Something pressing’s down on me. Many things, actually. And they’re not bad things. They’re good things. In fact, they’re God-ordained things.
Serving my wife, stewarding my kids, taking care of our home, investing into people, building the local church, growing kingdom businesses that influence communities, creating art that changes hearts.
Every one of these topics have high price tags of time, energy and money. And they each have severe ramifications if I make mistakes.
And yet they weight me down.
So is the weight something I’m to be afraid of? To fear?
How about to avoid? That seems to be the most common advice I give myself. That’s the advice most well meaning people give. Avoid the weight. Look for ways to offload it. It’s unhealthy. It’s not God. If you’re not at peace with it, look for where you’re being disobedient.
But what if not giving myself to any of those things is the disobedience?
I’m also inspired by a quote form one of T.D. Jake’s famous sermons, The Weight of Glory:
The conduit from laity to leadership is discomfort.
What if the discomfort of my life is the very thing that qualifies me to lead? To stand in front of my family, my friends, my church, my businesses, and say, “Follow me as I follow the Lord.”

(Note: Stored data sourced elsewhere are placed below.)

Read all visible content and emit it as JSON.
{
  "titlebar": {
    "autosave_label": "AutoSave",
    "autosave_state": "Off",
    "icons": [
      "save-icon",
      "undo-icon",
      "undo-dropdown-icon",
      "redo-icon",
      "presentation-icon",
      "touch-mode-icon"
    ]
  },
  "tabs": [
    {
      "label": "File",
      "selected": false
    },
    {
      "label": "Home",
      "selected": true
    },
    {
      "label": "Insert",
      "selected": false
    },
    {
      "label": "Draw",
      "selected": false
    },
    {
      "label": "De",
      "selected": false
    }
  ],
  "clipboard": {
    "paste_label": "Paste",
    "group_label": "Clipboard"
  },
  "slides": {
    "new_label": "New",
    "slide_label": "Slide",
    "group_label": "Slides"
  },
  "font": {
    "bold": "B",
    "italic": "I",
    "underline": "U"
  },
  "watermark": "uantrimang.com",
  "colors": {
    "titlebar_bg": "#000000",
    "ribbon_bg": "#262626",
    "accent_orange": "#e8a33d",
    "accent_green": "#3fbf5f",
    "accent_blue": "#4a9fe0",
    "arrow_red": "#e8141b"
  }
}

I’m inspired by the life and letters of the Apostle Paul, knowing that affliction is the gateway for glory.
So we do not lose heart. Though our outer self is wasting away, our inner self is being renewed day by day. For this light momentary affliction is preparing for us an eternal weight of glory beyond all comparison, as we look not to the things that are seen but to the things that are unseen. For the things that are seen are transient, but the things that are unseen are eternal. 2 Corinthians 4:16-18
What if the very tactic of the enemy is to get me to believe the “burn out” lie? To subtly convince me to “take it easy.” To “quit” one thing or another “because it’s hard, and I’m so tired.”
If anxiety and burdens are the enemy of the first-world Christian, how can I consciously avoid lines like this in what most scholars believe is the first written text of the New Testament?

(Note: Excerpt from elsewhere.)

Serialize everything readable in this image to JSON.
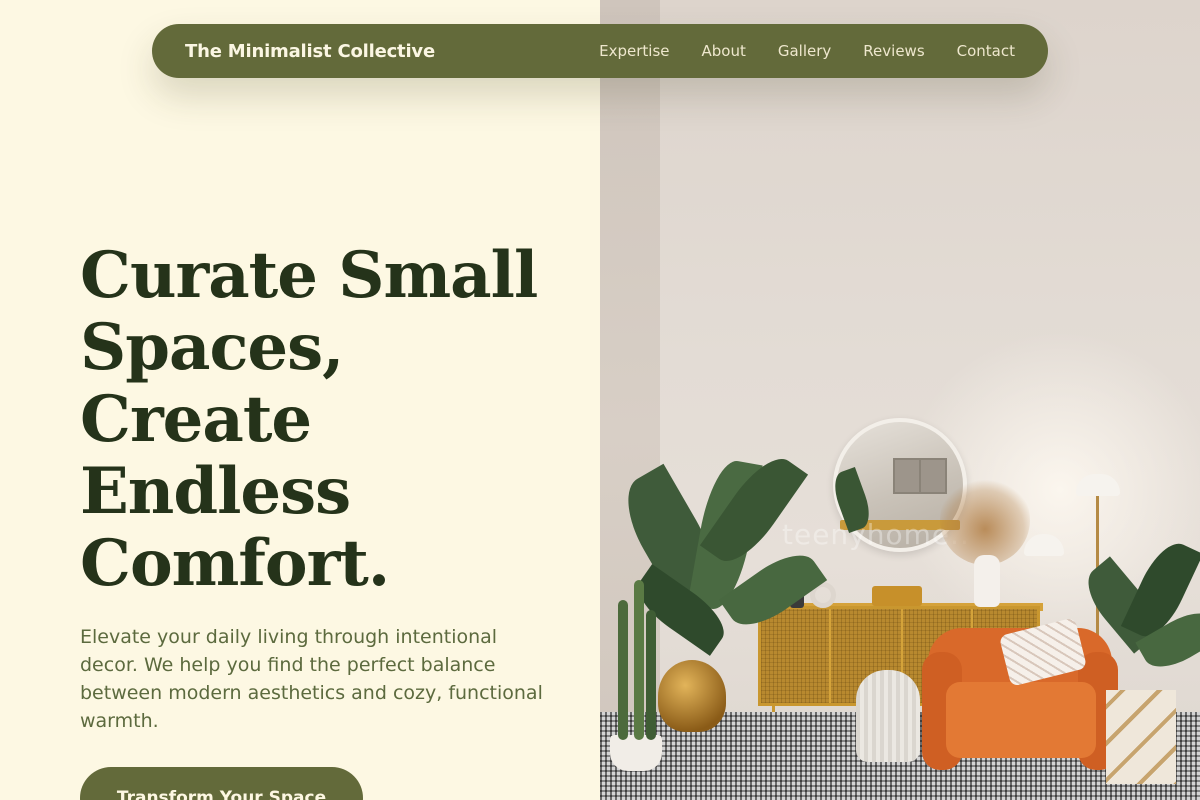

And, apart from other things, there is the daily pressure on me of my anxiety for all the churches. 2 Corinthians 11:28
I can feel the loving eyes of the Father staring at me as I complain about my circumstances. As I moan about one issue or another. About how hard I have it. The past several days, it’s been a minute by minute awareness. He’s checking me. Testing me.

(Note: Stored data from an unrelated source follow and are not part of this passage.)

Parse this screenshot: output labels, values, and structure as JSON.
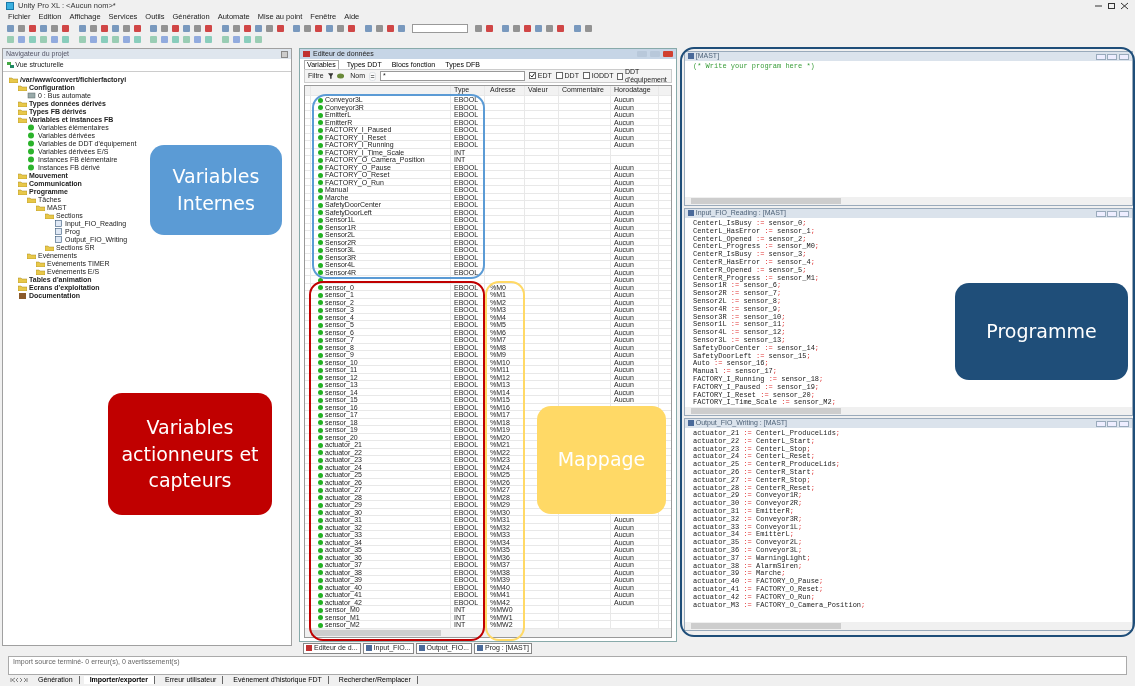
{
  "window": {
    "title": "Unity Pro XL : <Aucun nom>*"
  },
  "menu": [
    "Fichier",
    "Edition",
    "Affichage",
    "Services",
    "Outils",
    "Génération",
    "Automate",
    "Mise au point",
    "Fenêtre",
    "Aide"
  ],
  "project_browser": {
    "title": "Navigateur du projet",
    "view_tab": "Vue structurelle",
    "tree": [
      {
        "label": "/var/www/convert/fichierfactoryi",
        "kind": "folder",
        "children": [
          {
            "label": "Configuration",
            "kind": "folder",
            "children": [
              {
                "label": "0 : Bus automate",
                "kind": "device"
              }
            ]
          },
          {
            "label": "Types données dérivés",
            "kind": "folder"
          },
          {
            "label": "Types FB dérivés",
            "kind": "folder"
          },
          {
            "label": "Variables et instances FB",
            "kind": "folder",
            "children": [
              {
                "label": "Variables élémentaires",
                "kind": "variable"
              },
              {
                "label": "Variables dérivées",
                "kind": "variable"
              },
              {
                "label": "Variables de DDT d'équipement",
                "kind": "variable"
              },
              {
                "label": "Variables dérivées E/S",
                "kind": "variable"
              },
              {
                "label": "Instances FB élémentaire",
                "kind": "variable"
              },
              {
                "label": "Instances FB dérivé",
                "kind": "variable"
              }
            ]
          },
          {
            "label": "Mouvement",
            "kind": "folder"
          },
          {
            "label": "Communication",
            "kind": "folder"
          },
          {
            "label": "Programme",
            "kind": "folder",
            "children": [
              {
                "label": "Tâches",
                "kind": "folder",
                "children": [
                  {
                    "label": "MAST",
                    "kind": "folder",
                    "children": [
                      {
                        "label": "Sections",
                        "kind": "folder",
                        "children": [
                          {
                            "label": "Input_FIO_Reading",
                            "kind": "section"
                          },
                          {
                            "label": "Prog",
                            "kind": "section"
                          },
                          {
                            "label": "Output_FIO_Writing",
                            "kind": "section"
                          }
                        ]
                      },
                      {
                        "label": "Sections SR",
                        "kind": "folder"
                      }
                    ]
                  }
                ]
              },
              {
                "label": "Evénements",
                "kind": "folder",
                "children": [
                  {
                    "label": "Evénements TIMER",
                    "kind": "folder"
                  },
                  {
                    "label": "Evénements E/S",
                    "kind": "folder"
                  }
                ]
              }
            ]
          },
          {
            "label": "Tables d'animation",
            "kind": "folder"
          },
          {
            "label": "Ecrans d'exploitation",
            "kind": "folder"
          },
          {
            "label": "Documentation",
            "kind": "document"
          }
        ]
      }
    ]
  },
  "data_editor": {
    "title": "Editeur de données",
    "tabs": [
      {
        "label": "Variables",
        "selected": true
      },
      {
        "label": "Types DDT",
        "selected": false
      },
      {
        "label": "Blocs fonction",
        "selected": false
      },
      {
        "label": "Types DFB",
        "selected": false
      }
    ],
    "filter": {
      "label": "Filtre",
      "name_label": "Nom",
      "operator": "=",
      "value": "*",
      "options": [
        {
          "label": "EDT",
          "checked": true
        },
        {
          "label": "DDT",
          "checked": false
        },
        {
          "label": "IODDT",
          "checked": false
        },
        {
          "label": "DDT d'équipement",
          "checked": false
        }
      ]
    },
    "columns": [
      "Type",
      "Adresse",
      "Valeur",
      "Commentaire",
      "Horodatage"
    ],
    "rows": [
      {
        "name": "Conveyor3L",
        "type": "EBOOL",
        "timestamp": "Aucun"
      },
      {
        "name": "Conveyor3R",
        "type": "EBOOL",
        "timestamp": "Aucun"
      },
      {
        "name": "EmitterL",
        "type": "EBOOL",
        "timestamp": "Aucun"
      },
      {
        "name": "EmitterR",
        "type": "EBOOL",
        "timestamp": "Aucun"
      },
      {
        "name": "FACTORY_I_Paused",
        "type": "EBOOL",
        "timestamp": "Aucun"
      },
      {
        "name": "FACTORY_I_Reset",
        "type": "EBOOL",
        "timestamp": "Aucun"
      },
      {
        "name": "FACTORY_I_Running",
        "type": "EBOOL",
        "timestamp": "Aucun"
      },
      {
        "name": "FACTORY_I_Time_Scale",
        "type": "INT"
      },
      {
        "name": "FACTORY_O_Camera_Position",
        "type": "INT"
      },
      {
        "name": "FACTORY_O_Pause",
        "type": "EBOOL",
        "timestamp": "Aucun"
      },
      {
        "name": "FACTORY_O_Reset",
        "type": "EBOOL",
        "timestamp": "Aucun"
      },
      {
        "name": "FACTORY_O_Run",
        "type": "EBOOL",
        "timestamp": "Aucun"
      },
      {
        "name": "Manual",
        "type": "EBOOL",
        "timestamp": "Aucun"
      },
      {
        "name": "Marche",
        "type": "EBOOL",
        "timestamp": "Aucun"
      },
      {
        "name": "SafetyDoorCenter",
        "type": "EBOOL",
        "timestamp": "Aucun"
      },
      {
        "name": "SafetyDoorLeft",
        "type": "EBOOL",
        "timestamp": "Aucun"
      },
      {
        "name": "Sensor1L",
        "type": "EBOOL",
        "timestamp": "Aucun"
      },
      {
        "name": "Sensor1R",
        "type": "EBOOL",
        "timestamp": "Aucun"
      },
      {
        "name": "Sensor2L",
        "type": "EBOOL",
        "timestamp": "Aucun"
      },
      {
        "name": "Sensor2R",
        "type": "EBOOL",
        "timestamp": "Aucun"
      },
      {
        "name": "Sensor3L",
        "type": "EBOOL",
        "timestamp": "Aucun"
      },
      {
        "name": "Sensor3R",
        "type": "EBOOL",
        "timestamp": "Aucun"
      },
      {
        "name": "Sensor4L",
        "type": "EBOOL",
        "timestamp": "Aucun"
      },
      {
        "name": "Sensor4R",
        "type": "EBOOL",
        "timestamp": "Aucun"
      },
      {
        "timestamp": "Aucun"
      },
      {
        "name": "sensor_0",
        "type": "EBOOL",
        "address": "%M0",
        "timestamp": "Aucun"
      },
      {
        "name": "sensor_1",
        "type": "EBOOL",
        "address": "%M1",
        "timestamp": "Aucun"
      },
      {
        "name": "sensor_2",
        "type": "EBOOL",
        "address": "%M2",
        "timestamp": "Aucun"
      },
      {
        "name": "sensor_3",
        "type": "EBOOL",
        "address": "%M3",
        "timestamp": "Aucun"
      },
      {
        "name": "sensor_4",
        "type": "EBOOL",
        "address": "%M4",
        "timestamp": "Aucun"
      },
      {
        "name": "sensor_5",
        "type": "EBOOL",
        "address": "%M5",
        "timestamp": "Aucun"
      },
      {
        "name": "sensor_6",
        "type": "EBOOL",
        "address": "%M6",
        "timestamp": "Aucun"
      },
      {
        "name": "sensor_7",
        "type": "EBOOL",
        "address": "%M7",
        "timestamp": "Aucun"
      },
      {
        "name": "sensor_8",
        "type": "EBOOL",
        "address": "%M8",
        "timestamp": "Aucun"
      },
      {
        "name": "sensor_9",
        "type": "EBOOL",
        "address": "%M9",
        "timestamp": "Aucun"
      },
      {
        "name": "sensor_10",
        "type": "EBOOL",
        "address": "%M10",
        "timestamp": "Aucun"
      },
      {
        "name": "sensor_11",
        "type": "EBOOL",
        "address": "%M11",
        "timestamp": "Aucun"
      },
      {
        "name": "sensor_12",
        "type": "EBOOL",
        "address": "%M12",
        "timestamp": "Aucun"
      },
      {
        "name": "sensor_13",
        "type": "EBOOL",
        "address": "%M13",
        "timestamp": "Aucun"
      },
      {
        "name": "sensor_14",
        "type": "EBOOL",
        "address": "%M14",
        "timestamp": "Aucun"
      },
      {
        "name": "sensor_15",
        "type": "EBOOL",
        "address": "%M15",
        "timestamp": "Aucun"
      },
      {
        "name": "sensor_16",
        "type": "EBOOL",
        "address": "%M16"
      },
      {
        "name": "sensor_17",
        "type": "EBOOL",
        "address": "%M17"
      },
      {
        "name": "sensor_18",
        "type": "EBOOL",
        "address": "%M18"
      },
      {
        "name": "sensor_19",
        "type": "EBOOL",
        "address": "%M19"
      },
      {
        "name": "sensor_20",
        "type": "EBOOL",
        "address": "%M20"
      },
      {
        "name": "actuator_21",
        "type": "EBOOL",
        "address": "%M21"
      },
      {
        "name": "actuator_22",
        "type": "EBOOL",
        "address": "%M22"
      },
      {
        "name": "actuator_23",
        "type": "EBOOL",
        "address": "%M23"
      },
      {
        "name": "actuator_24",
        "type": "EBOOL",
        "address": "%M24"
      },
      {
        "name": "actuator_25",
        "type": "EBOOL",
        "address": "%M25"
      },
      {
        "name": "actuator_26",
        "type": "EBOOL",
        "address": "%M26"
      },
      {
        "name": "actuator_27",
        "type": "EBOOL",
        "address": "%M27"
      },
      {
        "name": "actuator_28",
        "type": "EBOOL",
        "address": "%M28"
      },
      {
        "name": "actuator_29",
        "type": "EBOOL",
        "address": "%M29"
      },
      {
        "name": "actuator_30",
        "type": "EBOOL",
        "address": "%M30"
      },
      {
        "name": "actuator_31",
        "type": "EBOOL",
        "address": "%M31",
        "timestamp": "Aucun"
      },
      {
        "name": "actuator_32",
        "type": "EBOOL",
        "address": "%M32",
        "timestamp": "Aucun"
      },
      {
        "name": "actuator_33",
        "type": "EBOOL",
        "address": "%M33",
        "timestamp": "Aucun"
      },
      {
        "name": "actuator_34",
        "type": "EBOOL",
        "address": "%M34",
        "timestamp": "Aucun"
      },
      {
        "name": "actuator_35",
        "type": "EBOOL",
        "address": "%M35",
        "timestamp": "Aucun"
      },
      {
        "name": "actuator_36",
        "type": "EBOOL",
        "address": "%M36",
        "timestamp": "Aucun"
      },
      {
        "name": "actuator_37",
        "type": "EBOOL",
        "address": "%M37",
        "timestamp": "Aucun"
      },
      {
        "name": "actuator_38",
        "type": "EBOOL",
        "address": "%M38",
        "timestamp": "Aucun"
      },
      {
        "name": "actuator_39",
        "type": "EBOOL",
        "address": "%M39",
        "timestamp": "Aucun"
      },
      {
        "name": "actuator_40",
        "type": "EBOOL",
        "address": "%M40",
        "timestamp": "Aucun"
      },
      {
        "name": "actuator_41",
        "type": "EBOOL",
        "address": "%M41",
        "timestamp": "Aucun"
      },
      {
        "name": "actuator_42",
        "type": "EBOOL",
        "address": "%M42",
        "timestamp": "Aucun"
      },
      {
        "name": "sensor_M0",
        "type": "INT",
        "address": "%MW0"
      },
      {
        "name": "sensor_M1",
        "type": "INT",
        "address": "%MW1"
      },
      {
        "name": "sensor_M2",
        "type": "INT",
        "address": "%MW2"
      }
    ]
  },
  "editors": [
    {
      "title": "[MAST]",
      "kind": "comment",
      "lines": [
        "(* Write your program here *)"
      ]
    },
    {
      "title": "Input_FIO_Reading : [MAST]",
      "kind": "code",
      "lines": [
        "CenterL_IsBusy := sensor_0;",
        "CenterL_HasError := sensor_1;",
        "CenterL_Opened := sensor_2;",
        "CenterL_Progress := sensor_M0;",
        "CenterR_IsBusy := sensor_3;",
        "CenterR_HasError := sensor_4;",
        "CenterR_Opened := sensor_5;",
        "CenterR_Progress := sensor_M1;",
        "Sensor1R := sensor_6;",
        "Sensor2R := sensor_7;",
        "Sensor2L := sensor_8;",
        "Sensor4R := sensor_9;",
        "Sensor3R := sensor_10;",
        "Sensor1L := sensor_11;",
        "Sensor4L := sensor_12;",
        "Sensor3L := sensor_13;",
        "SafetyDoorCenter := sensor_14;",
        "SafetyDoorLeft := sensor_15;",
        "Auto := sensor_16;",
        "Manual := sensor_17;",
        "FACTORY_I_Running := sensor_18;",
        "FACTORY_I_Paused := sensor_19;",
        "FACTORY_I_Reset := sensor_20;",
        "FACTORY_I_Time_Scale := sensor_M2;"
      ]
    },
    {
      "title": "Output_FIO_Writing : [MAST]",
      "kind": "code",
      "lines": [
        "actuator_21 := CenterL_ProduceLids;",
        "actuator_22 := CenterL_Start;",
        "actuator_23 := CenterL_Stop;",
        "actuator_24 := CenterL_Reset;",
        "actuator_25 := CenterR_ProduceLids;",
        "actuator_26 := CenterR_Start;",
        "actuator_27 := CenterR_Stop;",
        "actuator_28 := CenterR_Reset;",
        "actuator_29 := Conveyor1R;",
        "actuator_30 := Conveyor2R;",
        "actuator_31 := EmitterR;",
        "actuator_32 := Conveyor3R;",
        "actuator_33 := Conveyor1L;",
        "actuator_34 := EmitterL;",
        "actuator_35 := Conveyor2L;",
        "actuator_36 := Conveyor3L;",
        "actuator_37 := WarningLight;",
        "actuator_38 := AlarmSiren;",
        "actuator_39 := Marche;",
        "actuator_40 := FACTORY_O_Pause;",
        "actuator_41 := FACTORY_O_Reset;",
        "actuator_42 := FACTORY_O_Run;",
        "actuator_M3 := FACTORY_O_Camera_Position;"
      ]
    }
  ],
  "window_tabs": [
    "Editeur de d...",
    "Input_FIO...",
    "Output_FIO...",
    "Prog : [MAST]"
  ],
  "output": {
    "message": "Import source terminé- 0 erreur(s), 0 avertissement(s)",
    "tabs": [
      {
        "label": "Génération",
        "selected": false
      },
      {
        "label": "Importer/exporter",
        "selected": true
      },
      {
        "label": "Erreur utilisateur",
        "selected": false
      },
      {
        "label": "Evénement d'historique FDT",
        "selected": false
      },
      {
        "label": "Rechercher/Remplacer",
        "selected": false
      }
    ]
  },
  "annotations": [
    {
      "label": "Variables Internes",
      "color": "#5b9bd5"
    },
    {
      "label": "Variables actionneurs et capteurs",
      "color": "#c00000"
    },
    {
      "label": "Mappage",
      "color": "#ffd966"
    },
    {
      "label": "Programme",
      "color": "#1f4e79"
    }
  ]
}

This past Sunday was the most frustrating tech Sunday at New Life. Ever. Four days before, our building was struck by lightning, so by Sunday, my tech department was finding more and more ghosts in the systems. Lights stopped working, lyrics stopped going up on screens, audio sends weren’t feeding. And I have no hair left to pull out.
Could God be speaking any more loudly to me?
I think I’m mining gold now. I think I’m arriving at a divine conclusion. I feel God forging it deep within me. And I’m becoming profoundly certain of a heavenly truth.
The best way to keep from spoiling our position is to correct our attitude.
And what is my attitude to be?
That I live like a king. That pastors dream about having the “problems” I do. That since I’ve been given so much, much is required of me (Luke 12:48). Anything less than my very best not only belittles my calling and my position, but mocks the one who knew I can stand here and lead. And serve.
I’ve never met a grateful person who was burnt out.
Keep going today.
Don’t give up.
Tomorrow will take care of itself. You just be obedient today.
Souls are waiting on the other side of your obedience.